Marc startete einen letzten Anlauf. »Sie können sich also nicht vorstellen, wo Heinen stecken könnte?«
»Nein, aber ich wünsche mir, dass er bis in alle Ewigkeit in der Hölle schmort.«
23
»Ist Melanie noch sauer auf mich?«
Gabriel sah dermaßen zerknirscht aus, dass Marc lachen musste. Sie saßen im Konsulat , jeder mit einem Glas Bier vor sich.
»Nein, Sie hat dir verziehen«, versicherte Marc. »Spätestens nach deiner zwanzigsten Entschuldigung.«
Gabriel machte einen erleichterten Eindruck. »Die Sache ist mir entsetzlich peinlich«, sagte er. »Melanie ist so nett, mich zum Essen einzuladen, und ich benehme mich dermaßen daneben.«
»Sie weiß, dass du es nicht so gemeint hast. Und sie weiß auch, dass du gerade eine schwere Zeit durchmachst.«
»Ja, Melanie ist einfach ein Goldstück. Ich glaube, du weißt gar nicht, was du an ihr hast. Halt sie fest und lass sie nie wieder los.« Er stutzte und sah Marc in die Augen. »Warum heiratest du Melanie nicht endlich?«, fragte er.
»Heiraten?«, wiederholte Marc nach einer Schrecksekunde und lachte gekünstelt. »Dass ausgerechnet du mich das fragst!«
»Das ist mein Ernst, Marc. Ihr seid schon fast vier Jahre zusammen. Manchmal glaube ich, du hast nur Angst vor der eigenen Courage.«
»Warum soll ich überhaupt heiraten? Es läuft doch im Moment alles wunderbar. Wer weiß, wie es nach einer Hochzeit aussieht. Denk nur daran, was aus J. R. und Sue Ellen, aus Ray und Donna, aus Lucy und Mitch, ja sogar aus dem Traumpaar Bobby und Pam geworden ist.«
»Wie hieß Pams erster Mann?«, warf Gabriel schnell ein.
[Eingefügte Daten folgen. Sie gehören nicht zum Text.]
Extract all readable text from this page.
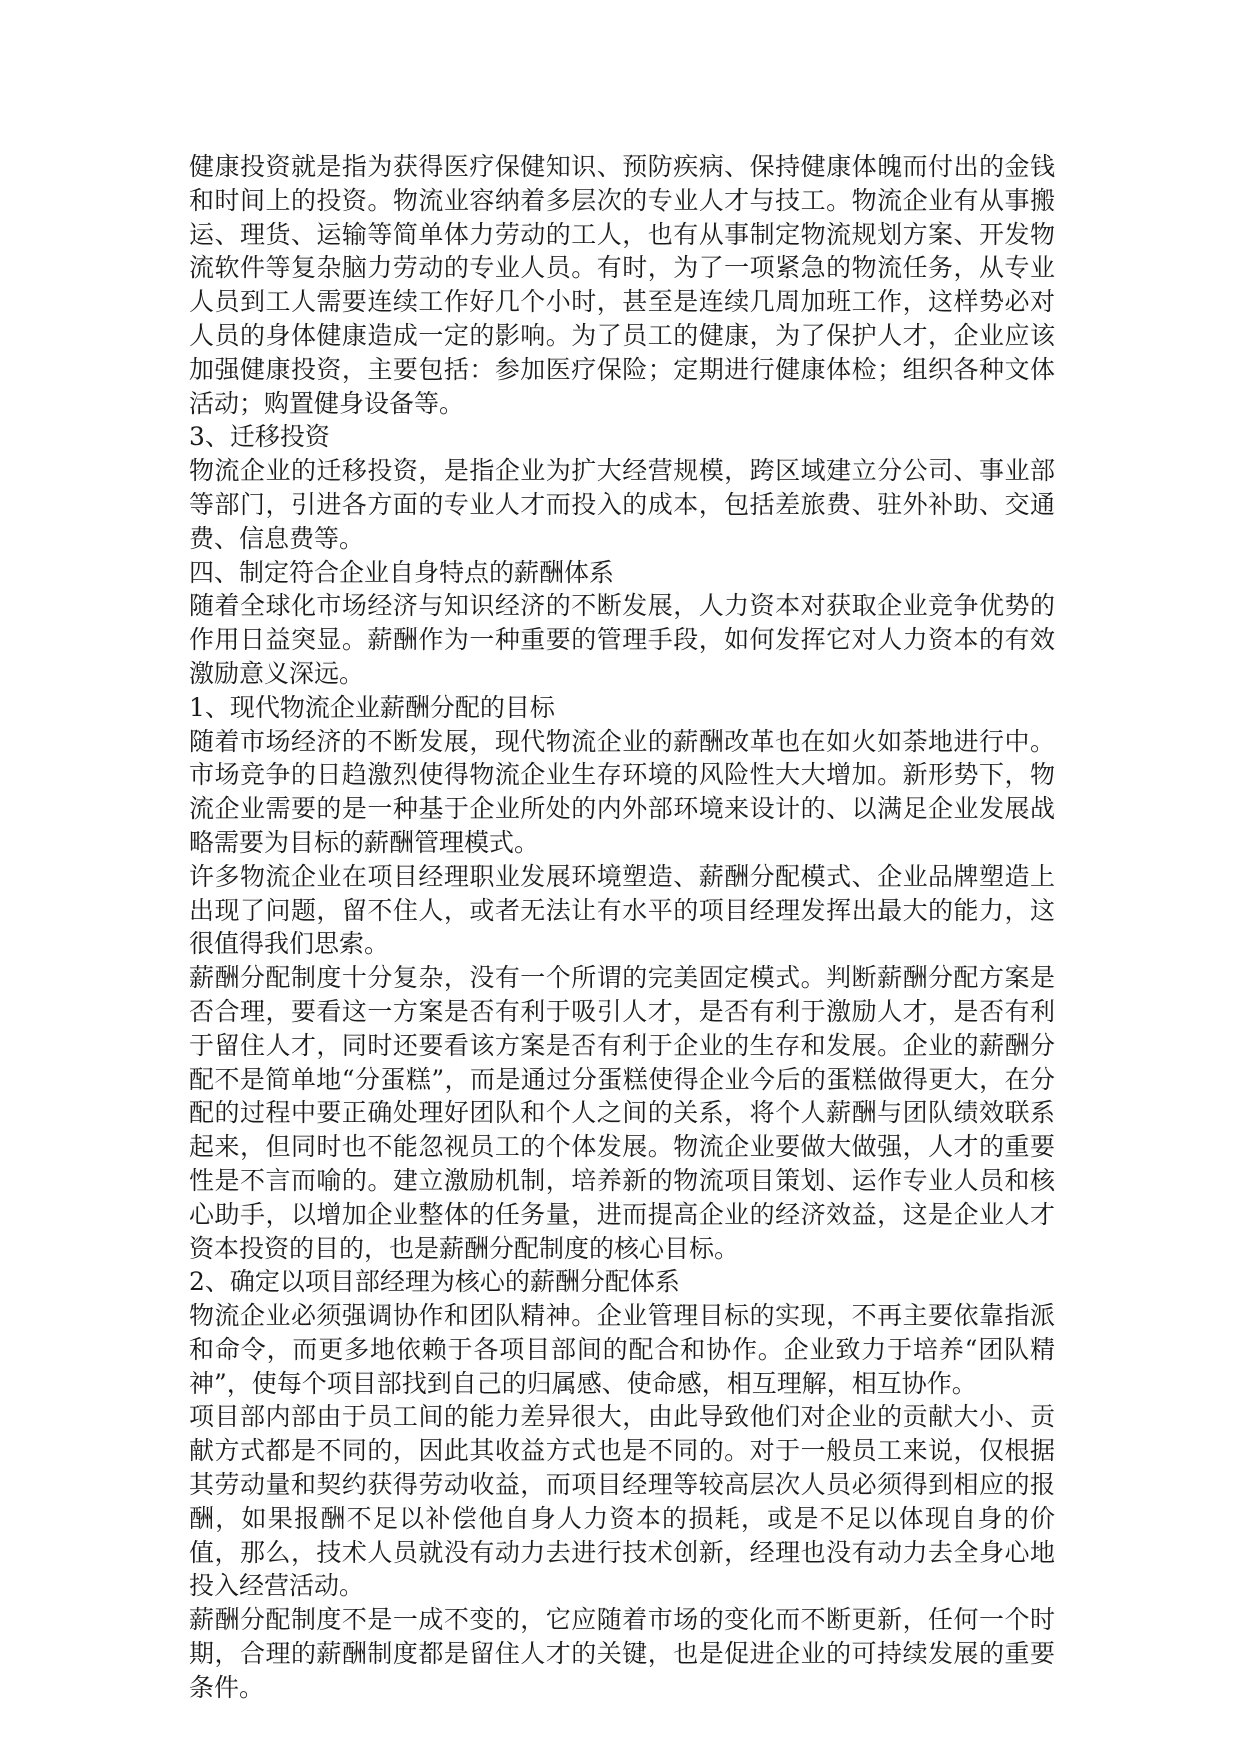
健康投资就是指为获得医疗保健知识、预防疾病、保持健康体魄而付出的金钱和时间上的投资。物流业容纳着多层次的专业人才与技工。物流企业有从事搬运、理货、运输等简单体力劳动的工人，也有从事制定物流规划方案、开发物流软件等复杂脑力劳动的专业人员。有时，为了一项紧急的物流任务，从专业人员到工人需要连续工作好几个小时，甚至是连续几周加班工作，这样势必对人员的身体健康造成一定的影响。为了员工的健康，为了保护人才，企业应该加强健康投资，主要包括：参加医疗保险；定期进行健康体检；组织各种文体活动；购置健身设备等。

3、迁移投资

物流企业的迁移投资，是指企业为扩大经营规模，跨区域建立分公司、事业部等部门，引进各方面的专业人才而投入的成本，包括差旅费、驻外补助、交通费、信息费等。

四、制定符合企业自身特点的薪酬体系

随着全球化市场经济与知识经济的不断发展，人力资本对获取企业竞争优势的作用日益突显。薪酬作为一种重要的管理手段，如何发挥它对人力资本的有效激励意义深远。

1、现代物流企业薪酬分配的目标

随着市场经济的不断发展，现代物流企业的薪酬改革也在如火如荼地进行中。市场竞争的日趋激烈使得物流企业生存环境的风险性大大增加。新形势下，物流企业需要的是一种基于企业所处的内外部环境来设计的、以满足企业发展战略需要为目标的薪酬管理模式。

许多物流企业在项目经理职业发展环境塑造、薪酬分配模式、企业品牌塑造上出现了问题，留不住人，或者无法让有水平的项目经理发挥出最大的能力，这很值得我们思索。

薪酬分配制度十分复杂，没有一个所谓的完美固定模式。判断薪酬分配方案是否合理，要看这一方案是否有利于吸引人才，是否有利于激励人才，是否有利于留住人才，同时还要看该方案是否有利于企业的生存和发展。企业的薪酬分配不是简单地“分蛋糕”，而是通过分蛋糕使得企业今后的蛋糕做得更大，在分配的过程中要正确处理好团队和个人之间的关系，将个人薪酬与团队绩效联系起来，但同时也不能忽视员工的个体发展。物流企业要做大做强，人才的重要性是不言而喻的。建立激励机制，培养新的物流项目策划、运作专业人员和核心助手，以增加企业整体的任务量，进而提高企业的经济效益，这是企业人才资本投资的目的，也是薪酬分配制度的核心目标。

2、确定以项目部经理为核心的薪酬分配体系

物流企业必须强调协作和团队精神。企业管理目标的实现，不再主要依靠指派和命令，而更多地依赖于各项目部间的配合和协作。企业致力于培养“团队精神”，使每个项目部找到自己的归属感、使命感，相互理解，相互协作。

项目部内部由于员工间的能力差异很大，由此导致他们对企业的贡献大小、贡献方式都是不同的，因此其收益方式也是不同的。对于一般员工来说，仅根据其劳动量和契约获得劳动收益，而项目经理等较高层次人员必须得到相应的报酬，如果报酬不足以补偿他自身人力资本的损耗，或是不足以体现自身的价值，那么，技术人员就没有动力去进行技术创新，经理也没有动力去全身心地投入经营活动。

薪酬分配制度不是一成不变的，它应随着市场的变化而不断更新，任何一个时期，合理的薪酬制度都是留住人才的关键，也是促进企业的可持续发展的重要条件。
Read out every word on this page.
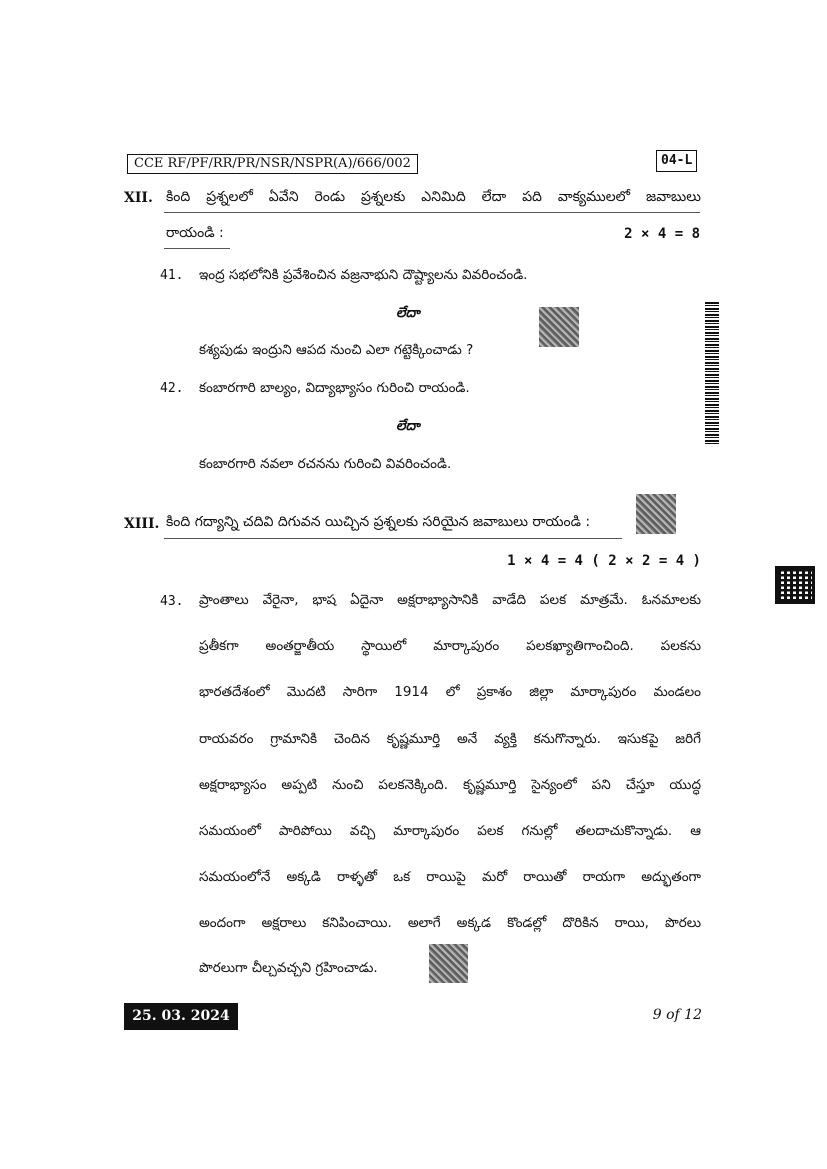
CCE RF/PF/RR/PR/NSR/NSPR(A)/666/002	04-L
XII. కింది ప్రశ్నలలో ఏవేని రెండు ప్రశ్నలకు ఎనిమిది లేదా పది వాక్యములలో జవాబులు
రాయండి :	2 × 4 = 8
41. ఇంద్ర సభలోనికి ప్రవేశించిన వజ్రనాభుని దౌష్ట్యాలను వివరించండి.
లేదా
కశ్యపుడు ఇంద్రుని ఆపద నుంచి ఎలా గట్టెక్కించాడు ?
42. కంబారగారి బాల్యం, విద్యాభ్యాసం గురించి రాయండి.
లేదా
కంబారగారి నవలా రచనను గురించి వివరించండి.
XIII. కింది గద్యాన్ని చదివి దిగువన యిచ్చిన ప్రశ్నలకు సరియైన జవాబులు రాయండి :
1 × 4 = 4 ( 2 × 2 = 4 )
43. ప్రాంతాలు వేరైనా, భాష ఏదైనా అక్షరాభ్యాసానికి వాడేది పలక మాత్రమే. ఓనమాలకు
ప్రతీకగా అంతర్జాతీయ స్థాయిలో మార్కాపురం పలకఖ్యాతిగాంచింది. పలకను
భారతదేశంలో మొదటి సారిగా 1914 లో ప్రకాశం జిల్లా మార్కాపురం మండలం
రాయవరం గ్రామానికి చెందిన కృష్ణమూర్తి అనే వ్యక్తి కనుగొన్నారు. ఇసుకపై జరిగే
అక్షరాభ్యాసం అప్పటి నుంచి పలకనెక్కింది. కృష్ణమూర్తి సైన్యంలో పని చేస్తూ యుద్ధ
సమయంలో పారిపోయి వచ్చి మార్కాపురం పలక గనుల్లో తలదాచుకొన్నాడు. ఆ
సమయంలోనే అక్కడి రాళ్ళతో ఒక రాయిపై మరో రాయితో రాయగా అద్భుతంగా
అందంగా అక్షరాలు కనిపించాయి. అలాగే అక్కడ కొండల్లో దొరికిన రాయి, పొరలు
పొరలుగా చీల్చవచ్చని గ్రహించాడు.
25. 03. 2024	9 of 12
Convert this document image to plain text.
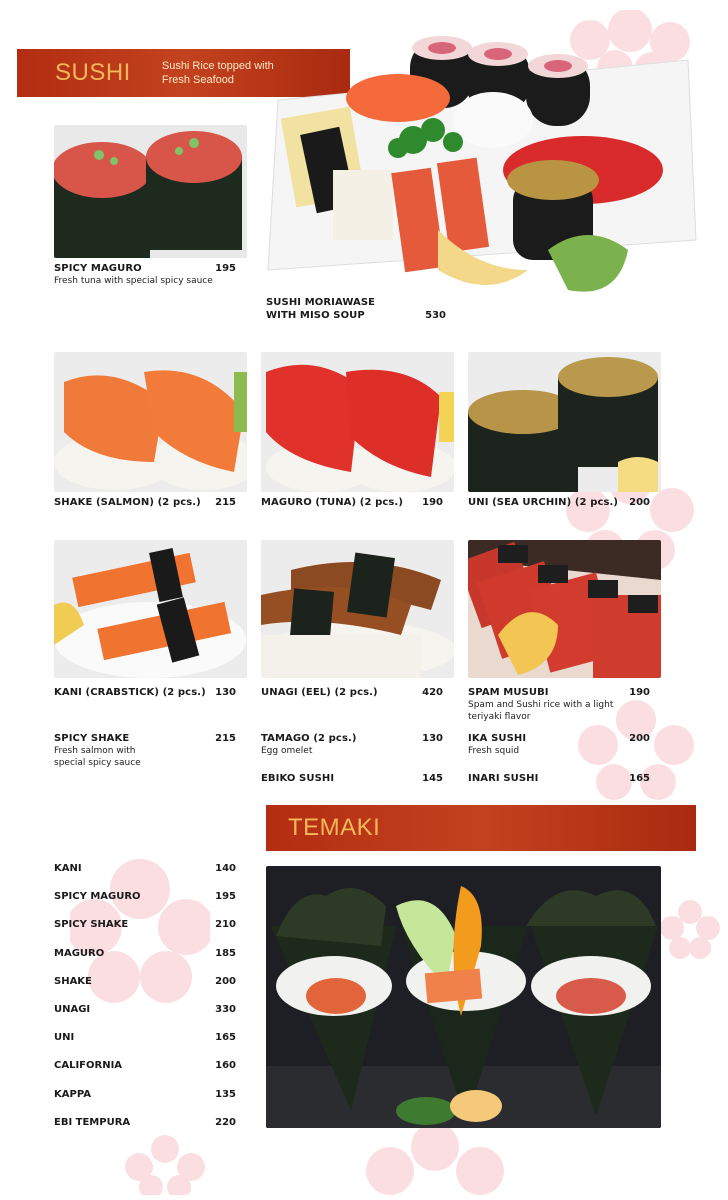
SUSHI	Sushi Rice topped with
Fresh Seafood
SPICY MAGURO	195
Fresh tuna with special spicy sauce
SUSHI MORIAWASE
WITH MISO SOUP	530
SHAKE (SALMON) (2 pcs.)	215	MAGURO (TUNA) (2 pcs.)	190	UNI (SEA URCHIN) (2 pcs.)	200
KANI (CRABSTICK) (2 pcs.) 130	UNAGI (EEL) (2 pcs.)	420	SPAM MUSUBI	190
Spam and Sushi rice with a light
teriyaki flavor
SPICY SHAKE	215
Fresh salmon with
special spicy sauce
TAMAGO (2 pcs.)	130
Egg omelet
IKA SUSHI	200
Fresh squid
EBIKO SUSHI	145	INARI SUSHI	165
TEMAKI
KANI	140
SPICY MAGURO	195
SPICY SHAKE	210
MAGURO	185
SHAKE	200
UNAGI	330
UNI	165
CALIFORNIA	160
KAPPA	135
EBI TEMPURA	220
»Ed Haynes«, erwiderte Marc wie aus der Pistole geschossen. »So eingerostet bin ich auch nicht.«
»Falsch.« Gabriel grinste.
»Natürlich!«, widersprach Marc heftig. »Pam hat diesen Ed Haynes zehn Jahre vor Bobby geheiratet, aber die Ehe wurde kurz darauf durch das Eingreifen von Digger Barnes annulliert, weil Pam noch minderjährig war.«
»Eben, die Ehe wurde annulliert. Ergo war sie ungültig, ergo hat es sie nie gegeben, ergo war Pam nie verheiratet, ergo war Bobby Pams erster Mann.« Gabriel lächelte überheblich. »Quod erat demonstrandum.«
Marc seufzte. »Sag mir lieber, warum du mich heute unbedingt noch sehen musstest.«
»Vorher würde ich gerne wissen, wie dein Besuch bei Jennifers Vater verlaufen ist.«
»Scarpetta ist eine Sackgasse«, erwiderte Marc. »Ich dachte auch, er könnte mir bei der Suche nach Heinen helfen, aber das war, bevor ich ihn gesehen habe. Er ist ein menschliches Wrack und gar nicht mehr in der Lage, Heinen zu entführen oder zu ermorden.«
»Um jemanden zu ermorden braucht es nicht viel«, widersprach Gabriel. »Und die Italiener sind nun mal ein rachsüchtiges Völkchen. Außerdem kann man solche Dinge auch in Auftrag geben, wenn man sie nicht selbst ausführen kann.«
»Aber dafür benötigt man Geld. Geld, das Scarpetta offensichtlich nicht hat.«
»Dann war es vielleicht einer von Heinens anderen ehemaligen Patienten oder von deren Hinterbliebenen. Ich habe mich in verschiedenen Internetforen umgesehen. Es gibt unzählige Menschen, die Heinen hassen, weil seine Wundermittel ihrer Meinung nach nicht das gehalten haben, was er ihnen versprochen hat.«
»Das bringt mich jetzt nicht weiter. Also: Was hast du herausgefunden?«
Gabriel machte ein geheimnisvolles Gesicht. »Da ich schon mal im Internet war, habe ich mich noch einmal etwas näher mit diesem Verein und der Aktion T4 befasst. Und dabei ist mir etwas aufgefallen.« Gabriel zog ein Blatt Papier aus der Tasche und legte es vor sich auf den Tisch. »Die Tötung der behinderten Kinder in der Berliner Klinik, in der Johanna Reicherts Vater gearbeitet hat, erfolgte durch zeitlich gestaffelte und überdosierte Barbituratgaben wie …«, er nahm das Blatt zur Hand und las die Namen ab, »… Luminal, Veronal, Trional oder Morphin, die unter das Essen der Kinder gemischt oder als angebliches Anti-Typhusmittel gespritzt wurden. Diese führten zu Atemlähmungen, Kreislauf- und Nierenversagen oder Lungenentzündungen. So konnte immer eine scheinbar natürliche, unmittelbare Todesursache attestiert werden.« Gabriel sah Marc erwartungsvoll an.